Туго надвинув обеими руками шапку, председатель Совета, не оглядываясь, тут же уходит.
Как только все под окном разошлись, в дом заявился дядя Менаше. Я лежал на кушетке и ждал Сролика, чтобы вместе отправиться за газетами. Увидев дядю, я притворился спящим и даже стал похрапывать.
— Не дай бог никому! — говорит дядя, поглядывая в мою сторону. — В собственном доме не смеешь слова сказать!
Родителям нравится, когда приходит дядя. Он приносит им всегда что-нибудь новое. Отец уважает его и за то, что он умеет читать и что у него хороший почерк.
— Безбожники! — кричит Менаше. — Вероотступники! Не заботятся о том, чтобы переплести молитвенник или «Книгу пророков», которая уже рассыпается!
Дядю, конечно, интересуют переплеты, потому что он переплетчик. Думая, что я сплю, он начинает потихоньку ныть.
— Все еще болен, — говорит он, читая бюллетень о болезни Ленина. — И сам Семашко подписывается. А тут целый город людей… Не дай бог, если с ним что-нибудь случится, тогда все мы по дворам пойдем. Он только заболел — и уже такое самоуправство! Какой-то Бечек! Целый город оставили без куска хлеба!
— Довольно! — кричу я, не в силах стерпеть это.
От неожиданности дядя опрокидывает на себя стакан чаю.
— Ну вот пусть скажет отец!.. Что я особенного сказал? — улыбается мне перепуганный дядя. — Говорил о положении…
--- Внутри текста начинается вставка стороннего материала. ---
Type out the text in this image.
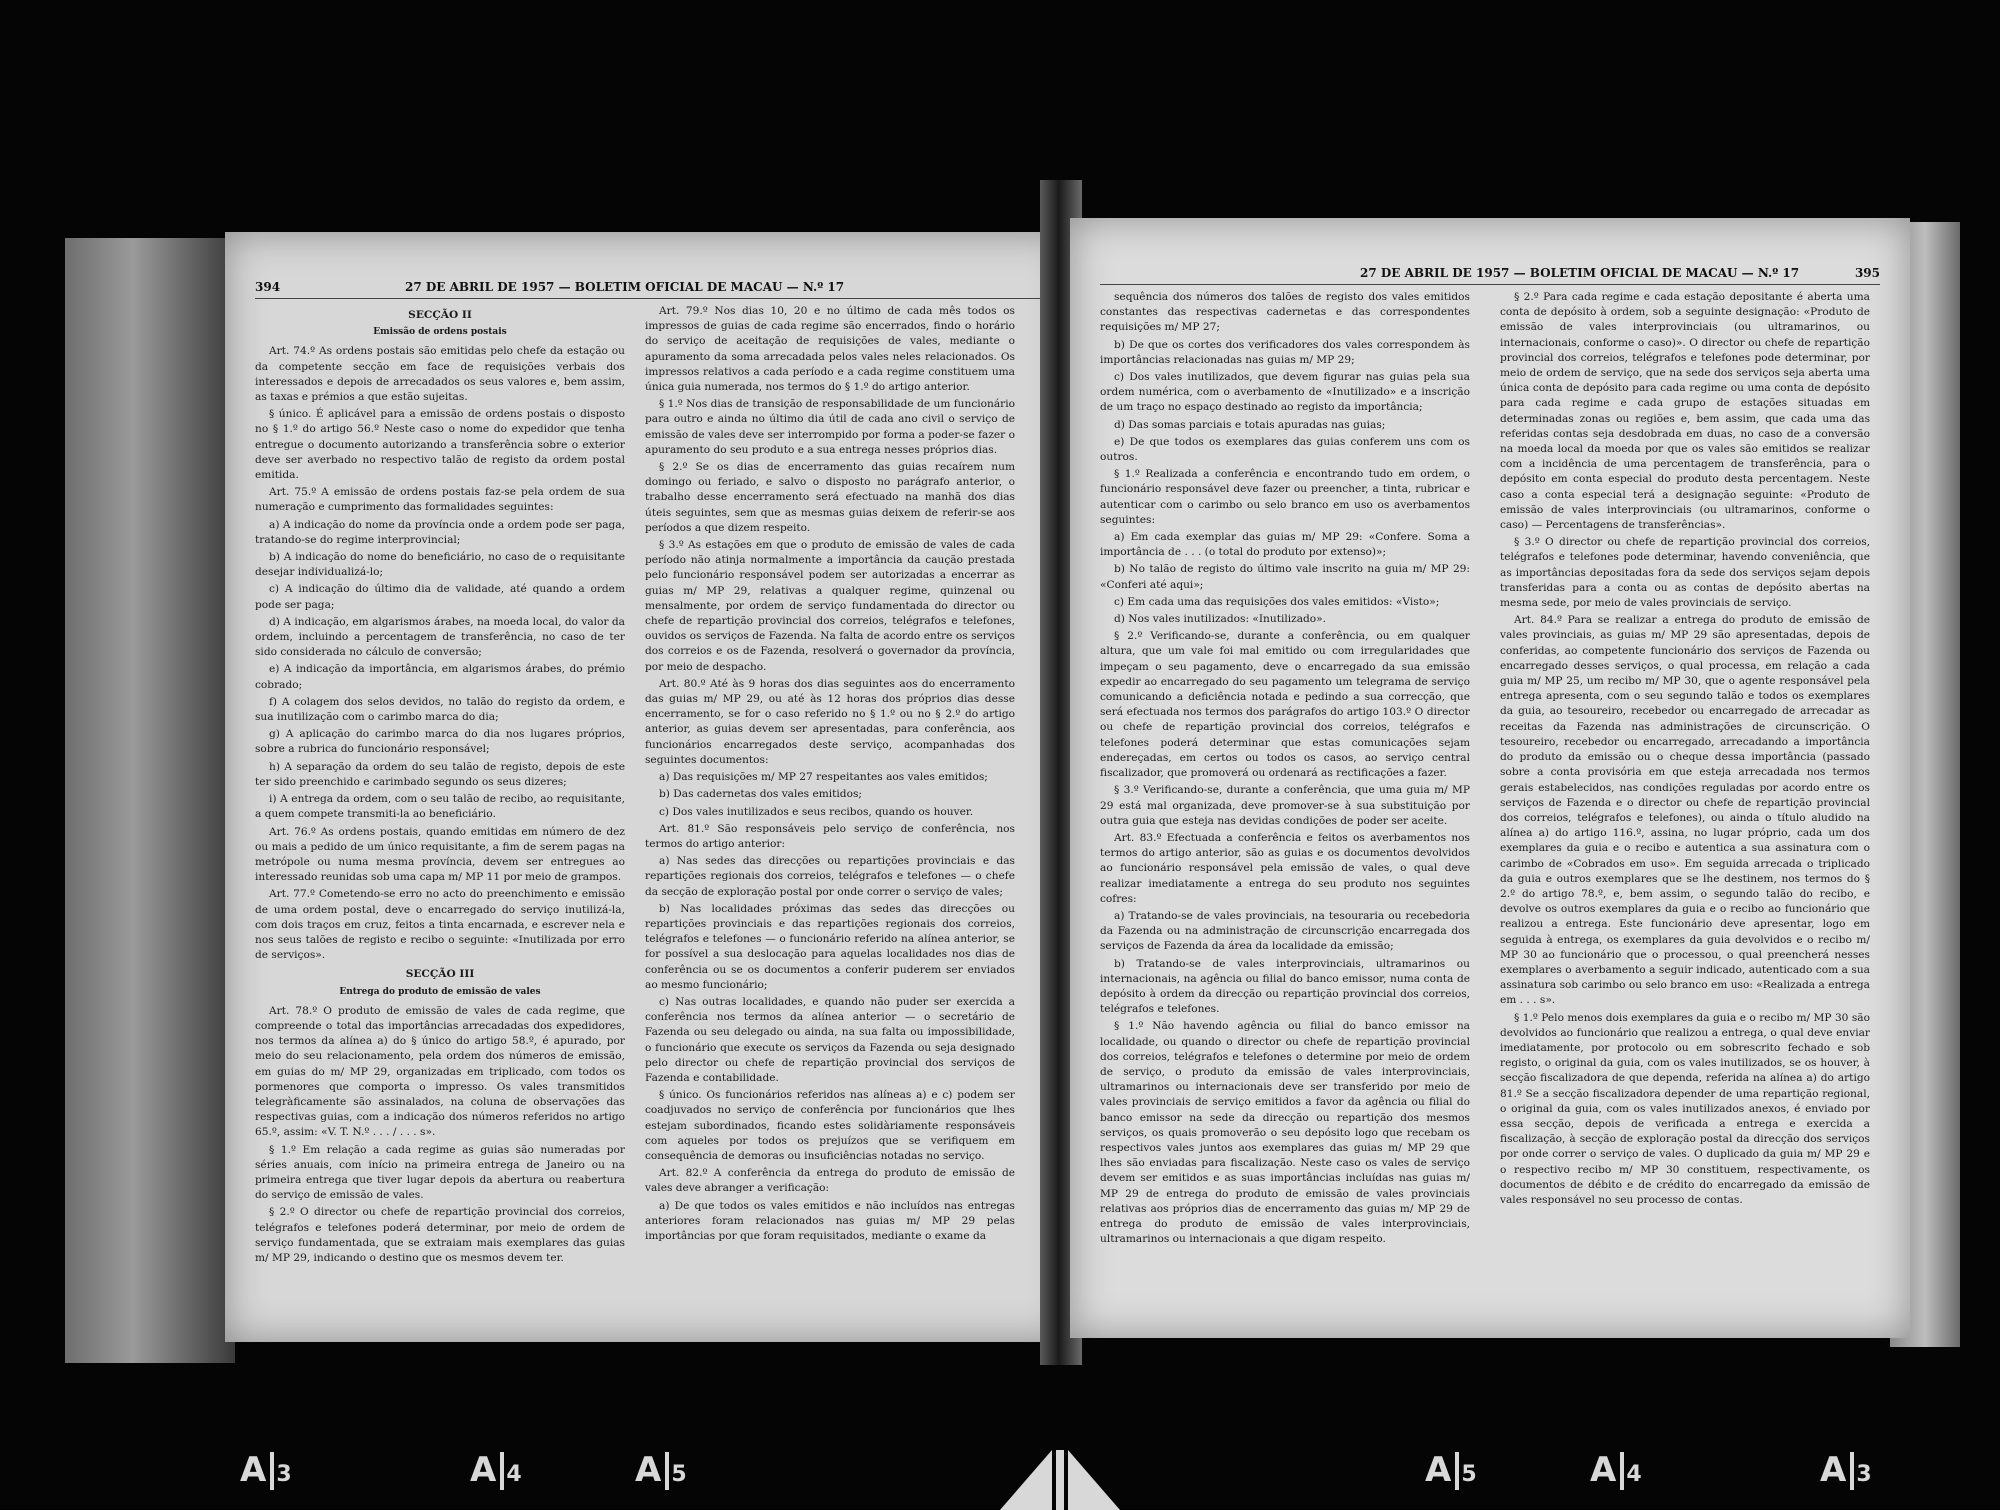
394	27 DE ABRIL DE 1957 — BOLETIM OFICIAL DE MACAU — N.º 17

SECÇÃO II

Emissão de ordens postais

Art. 74.º As ordens postais são emitidas pelo chefe da estação ou da competente secção em face de requisições verbais dos interessados e depois de arrecadados os seus valores e, bem assim, as taxas e prémios a que estão sujeitas.

§ único. É aplicável para a emissão de ordens postais o disposto no § 1.º do artigo 56.º Neste caso o nome do expedidor que tenha entregue o documento autorizando a transferência sobre o exterior deve ser averbado no respectivo talão de registo da ordem postal emitida.

Art. 75.º A emissão de ordens postais faz-se pela ordem de sua numeração e cumprimento das formalidades seguintes:

a) A indicação do nome da província onde a ordem pode ser paga, tratando-se do regime interprovincial;

b) A indicação do nome do beneficiário, no caso de o requisitante desejar individualizá-lo;

c) A indicação do último dia de validade, até quando a ordem pode ser paga;

d) A indicação, em algarismos árabes, na moeda local, do valor da ordem, incluindo a percentagem de transferência, no caso de ter sido considerada no cálculo de conversão;

e) A indicação da importância, em algarismos árabes, do prémio cobrado;

f) A colagem dos selos devidos, no talão do registo da ordem, e sua inutilização com o carimbo marca do dia;

g) A aplicação do carimbo marca do dia nos lugares próprios, sobre a rubrica do funcionário responsável;

h) A separação da ordem do seu talão de registo, depois de este ter sido preenchido e carimbado segundo os seus dizeres;

i) A entrega da ordem, com o seu talão de recibo, ao requisitante, a quem compete transmiti-la ao beneficiário.

Art. 76.º As ordens postais, quando emitidas em número de dez ou mais a pedido de um único requisitante, a fim de serem pagas na metrópole ou numa mesma província, devem ser entregues ao interessado reunidas sob uma capa m/ MP 11 por meio de grampos.

Art. 77.º Cometendo-se erro no acto do preenchimento e emissão de uma ordem postal, deve o encarregado do serviço inutilizá-la, com dois traços em cruz, feitos a tinta encarnada, e escrever nela e nos seus talões de registo e recibo o seguinte: «Inutilizada por erro de serviços».

SECÇÃO III

Entrega do produto de emissão de vales

Art. 78.º O produto de emissão de vales de cada regime, que compreende o total das importâncias arrecadadas dos expedidores, nos termos da alínea a) do § único do artigo 58.º, é apurado, por meio do seu relacionamento, pela ordem dos números de emissão, em guias do m/ MP 29, organizadas em triplicado, com todos os pormenores que comporta o impresso. Os vales transmitidos telegràficamente são assinalados, na coluna de observações das respectivas guias, com a indicação dos números referidos no artigo 65.º, assim: «V. T. N.º . . . / . . . s».

§ 1.º Em relação a cada regime as guias são numeradas por séries anuais, com início na primeira entrega de Janeiro ou na primeira entrega que tiver lugar depois da abertura ou reabertura do serviço de emissão de vales.

§ 2.º O director ou chefe de repartição provincial dos correios, telégrafos e telefones poderá determinar, por meio de ordem de serviço fundamentada, que se extraiam mais exemplares das guias m/ MP 29, indicando o destino que os mesmos devem ter.

Art. 79.º Nos dias 10, 20 e no último de cada mês todos os impressos de guias de cada regime são encerrados, findo o horário do serviço de aceitação de requisições de vales, mediante o apuramento da soma arrecadada pelos vales neles relacionados. Os impressos relativos a cada período e a cada regime constituem uma única guia numerada, nos termos do § 1.º do artigo anterior.

§ 1.º Nos dias de transição de responsabilidade de um funcionário para outro e ainda no último dia útil de cada ano civil o serviço de emissão de vales deve ser interrompido por forma a poder-se fazer o apuramento do seu produto e a sua entrega nesses próprios dias.

§ 2.º Se os dias de encerramento das guias recaírem num domingo ou feriado, e salvo o disposto no parágrafo anterior, o trabalho desse encerramento será efectuado na manhã dos dias úteis seguintes, sem que as mesmas guias deixem de referir-se aos períodos a que dizem respeito.

§ 3.º As estações em que o produto de emissão de vales de cada período não atinja normalmente a importância da caução prestada pelo funcionário responsável podem ser autorizadas a encerrar as guias m/ MP 29, relativas a qualquer regime, quinzenal ou mensalmente, por ordem de serviço fundamentada do director ou chefe de repartição provincial dos correios, telégrafos e telefones, ouvidos os serviços de Fazenda. Na falta de acordo entre os serviços dos correios e os de Fazenda, resolverá o governador da província, por meio de despacho.

Art. 80.º Até às 9 horas dos dias seguintes aos do encerramento das guias m/ MP 29, ou até às 12 horas dos próprios dias desse encerramento, se for o caso referido no § 1.º ou no § 2.º do artigo anterior, as guias devem ser apresentadas, para conferência, aos funcionários encarregados deste serviço, acompanhadas dos seguintes documentos:

a) Das requisições m/ MP 27 respeitantes aos vales emitidos;

b) Das cadernetas dos vales emitidos;

c) Dos vales inutilizados e seus recibos, quando os houver.

Art. 81.º São responsáveis pelo serviço de conferência, nos termos do artigo anterior:

a) Nas sedes das direcções ou repartições provinciais e das repartições regionais dos correios, telégrafos e telefones — o chefe da secção de exploração postal por onde correr o serviço de vales;

b) Nas localidades próximas das sedes das direcções ou repartições provinciais e das repartições regionais dos correios, telégrafos e telefones — o funcionário referido na alínea anterior, se for possível a sua deslocação para aquelas localidades nos dias de conferência ou se os documentos a conferir puderem ser enviados ao mesmo funcionário;

c) Nas outras localidades, e quando não puder ser exercida a conferência nos termos da alínea anterior — o secretário de Fazenda ou seu delegado ou ainda, na sua falta ou impossibilidade, o funcionário que execute os serviços da Fazenda ou seja designado pelo director ou chefe de repartição provincial dos serviços de Fazenda e contabilidade.

§ único. Os funcionários referidos nas alíneas a) e c) podem ser coadjuvados no serviço de conferência por funcionários que lhes estejam subordinados, ficando estes solidàriamente responsáveis com aqueles por todos os prejuízos que se verifiquem em consequência de demoras ou insuficiências notadas no serviço.

Art. 82.º A conferência da entrega do produto de emissão de vales deve abranger a verificação:

a) De que todos os vales emitidos e não incluídos nas entregas anteriores foram relacionados nas guias m/ MP 29 pelas importâncias por que foram requisitados, mediante o exame da

27 DE ABRIL DE 1957 — BOLETIM OFICIAL DE MACAU — N.º 17	395

sequência dos números dos talões de registo dos vales emitidos constantes das respectivas cadernetas e das correspondentes requisições m/ MP 27;

b) De que os cortes dos verificadores dos vales correspondem às importâncias relacionadas nas guias m/ MP 29;

c) Dos vales inutilizados, que devem figurar nas guias pela sua ordem numérica, com o averbamento de «Inutilizado» e a inscrição de um traço no espaço destinado ao registo da importância;

d) Das somas parciais e totais apuradas nas guias;

e) De que todos os exemplares das guias conferem uns com os outros.

§ 1.º Realizada a conferência e encontrando tudo em ordem, o funcionário responsável deve fazer ou preencher, a tinta, rubricar e autenticar com o carimbo ou selo branco em uso os averbamentos seguintes:

a) Em cada exemplar das guias m/ MP 29: «Confere. Soma a importância de . . . (o total do produto por extenso)»;

b) No talão de registo do último vale inscrito na guia m/ MP 29: «Conferi até aqui»;

c) Em cada uma das requisições dos vales emitidos: «Visto»;

d) Nos vales inutilizados: «Inutilizado».

§ 2.º Verificando-se, durante a conferência, ou em qualquer altura, que um vale foi mal emitido ou com irregularidades que impeçam o seu pagamento, deve o encarregado da sua emissão expedir ao encarregado do seu pagamento um telegrama de serviço comunicando a deficiência notada e pedindo a sua correcção, que será efectuada nos termos dos parágrafos do artigo 103.º O director ou chefe de repartição provincial dos correios, telégrafos e telefones poderá determinar que estas comunicações sejam endereçadas, em certos ou todos os casos, ao serviço central fiscalizador, que promoverá ou ordenará as rectificações a fazer.

§ 3.º Verificando-se, durante a conferência, que uma guia m/ MP 29 está mal organizada, deve promover-se à sua substituição por outra guia que esteja nas devidas condições de poder ser aceite.

Art. 83.º Efectuada a conferência e feitos os averbamentos nos termos do artigo anterior, são as guias e os documentos devolvidos ao funcionário responsável pela emissão de vales, o qual deve realizar imediatamente a entrega do seu produto nos seguintes cofres:

a) Tratando-se de vales provinciais, na tesouraria ou recebedoria da Fazenda ou na administração de circunscrição encarregada dos serviços de Fazenda da área da localidade da emissão;

b) Tratando-se de vales interprovinciais, ultramarinos ou internacionais, na agência ou filial do banco emissor, numa conta de depósito à ordem da direcção ou repartição provincial dos correios, telégrafos e telefones.

§ 1.º Não havendo agência ou filial do banco emissor na localidade, ou quando o director ou chefe de repartição provincial dos correios, telégrafos e telefones o determine por meio de ordem de serviço, o produto da emissão de vales interprovinciais, ultramarinos ou internacionais deve ser transferido por meio de vales provinciais de serviço emitidos a favor da agência ou filial do banco emissor na sede da direcção ou repartição dos mesmos serviços, os quais promoverão o seu depósito logo que recebam os respectivos vales juntos aos exemplares das guias m/ MP 29 que lhes são enviadas para fiscalização. Neste caso os vales de serviço devem ser emitidos e as suas importâncias incluídas nas guias m/ MP 29 de entrega do produto de emissão de vales provinciais relativas aos próprios dias de encerramento das guias m/ MP 29 de entrega do produto de emissão de vales interprovinciais, ultramarinos ou internacionais a que digam respeito.

§ 2.º Para cada regime e cada estação depositante é aberta uma conta de depósito à ordem, sob a seguinte designação: «Produto de emissão de vales interprovinciais (ou ultramarinos, ou internacionais, conforme o caso)». O director ou chefe de repartição provincial dos correios, telégrafos e telefones pode determinar, por meio de ordem de serviço, que na sede dos serviços seja aberta uma única conta de depósito para cada regime ou uma conta de depósito para cada regime e cada grupo de estações situadas em determinadas zonas ou regiões e, bem assim, que cada uma das referidas contas seja desdobrada em duas, no caso de a conversão na moeda local da moeda por que os vales são emitidos se realizar com a incidência de uma percentagem de transferência, para o depósito em conta especial do produto desta percentagem. Neste caso a conta especial terá a designação seguinte: «Produto de emissão de vales interprovinciais (ou ultramarinos, conforme o caso) — Percentagens de transferências».

§ 3.º O director ou chefe de repartição provincial dos correios, telégrafos e telefones pode determinar, havendo conveniência, que as importâncias depositadas fora da sede dos serviços sejam depois transferidas para a conta ou as contas de depósito abertas na mesma sede, por meio de vales provinciais de serviço.

Art. 84.º Para se realizar a entrega do produto de emissão de vales provinciais, as guias m/ MP 29 são apresentadas, depois de conferidas, ao competente funcionário dos serviços de Fazenda ou encarregado desses serviços, o qual processa, em relação a cada guia m/ MP 25, um recibo m/ MP 30, que o agente responsável pela entrega apresenta, com o seu segundo talão e todos os exemplares da guia, ao tesoureiro, recebedor ou encarregado de arrecadar as receitas da Fazenda nas administrações de circunscrição. O tesoureiro, recebedor ou encarregado, arrecadando a importância do produto da emissão ou o cheque dessa importância (passado sobre a conta provisória em que esteja arrecadada nos termos gerais estabelecidos, nas condições reguladas por acordo entre os serviços de Fazenda e o director ou chefe de repartição provincial dos correios, telégrafos e telefones), ou ainda o título aludido na alínea a) do artigo 116.º, assina, no lugar próprio, cada um dos exemplares da guia e o recibo e autentica a sua assinatura com o carimbo de «Cobrados em uso». Em seguida arrecada o triplicado da guia e outros exemplares que se lhe destinem, nos termos do § 2.º do artigo 78.º, e, bem assim, o segundo talão do recibo, e devolve os outros exemplares da guia e o recibo ao funcionário que realizou a entrega. Este funcionário deve apresentar, logo em seguida à entrega, os exemplares da guia devolvidos e o recibo m/ MP 30 ao funcionário que o processou, o qual preencherá nesses exemplares o averbamento a seguir indicado, autenticado com a sua assinatura sob carimbo ou selo branco em uso: «Realizada a entrega em . . . s».

§ 1.º Pelo menos dois exemplares da guia e o recibo m/ MP 30 são devolvidos ao funcionário que realizou a entrega, o qual deve enviar imediatamente, por protocolo ou em sobrescrito fechado e sob registo, o original da guia, com os vales inutilizados, se os houver, à secção fiscalizadora de que dependa, referida na alínea a) do artigo 81.º Se a secção fiscalizadora depender de uma repartição regional, o original da guia, com os vales inutilizados anexos, é enviado por essa secção, depois de verificada a entrega e exercida a fiscalização, à secção de exploração postal da direcção dos serviços por onde correr o serviço de vales. O duplicado da guia m/ MP 29 e o respectivo recibo m/ MP 30 constituem, respectivamente, os documentos de débito e de crédito do encarregado da emissão de vales responsável no seu processo de contas.

A 3	A 4	A 5	A 5	A 4	A 3
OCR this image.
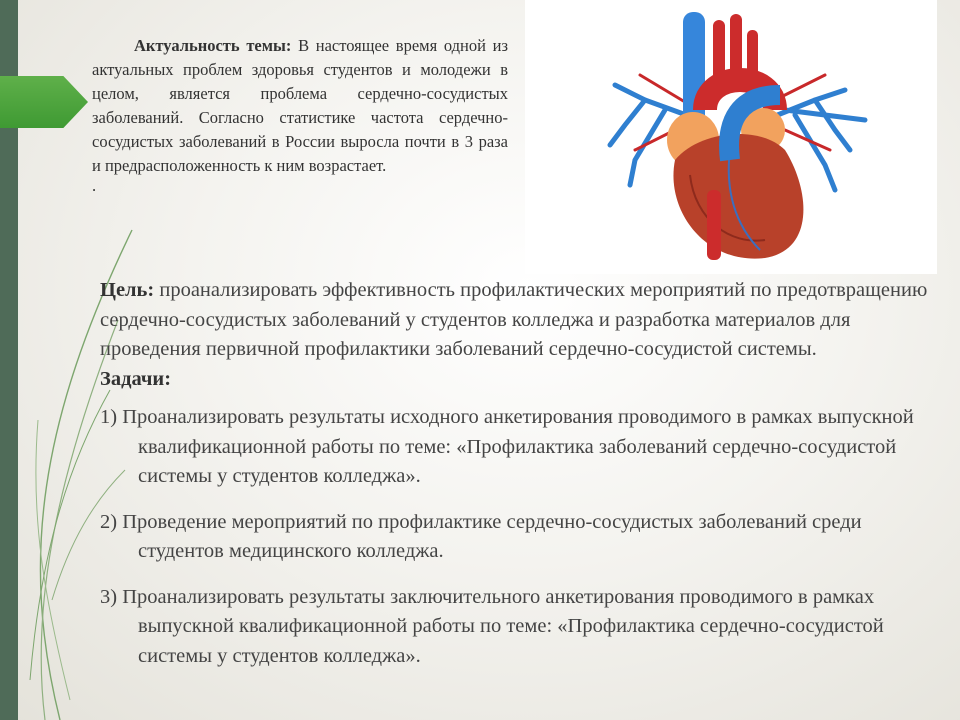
Актуальность темы: В настоящее время одной из актуальных проблем здоровья студентов и молодежи в целом, является проблема сердечно-сосудистых заболеваний. Согласно статистике частота сердечно-сосудистых заболеваний в России выросла почти в 3 раза и предрасположенность к ним возрастает.
.
Цель: проанализировать эффективность профилактических мероприятий по предотвращению сердечно-сосудистых заболеваний у студентов колледжа и разработка материалов для проведения первичной профилактики заболеваний сердечно-сосудистой системы.
Задачи:
1) Проанализировать результаты исходного анкетирования проводимого в рамках выпускной квалификационной работы по теме: «Профилактика заболеваний сердечно-сосудистой системы у студентов колледжа».
2) Проведение мероприятий по профилактике сердечно-сосудистых заболеваний среди студентов медицинского колледжа.
3) Проанализировать результаты заключительного анкетирования проводимого в рамках выпускной квалификационной работы по теме: «Профилактика сердечно-сосудистой системы у студентов колледжа».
— Ошер!.. — заступается за него отец.
— Он ничего не говорил! — удерживает меня мать.
Но меня нечего удерживать. Как Каминер, я хочу, чтобы всем было хорошо и чтобы дядя это наконец понял.
— Когда вы строили ваш дом, дядя… — говорю я.
— То есть как?
— Он никогда ничего не строил.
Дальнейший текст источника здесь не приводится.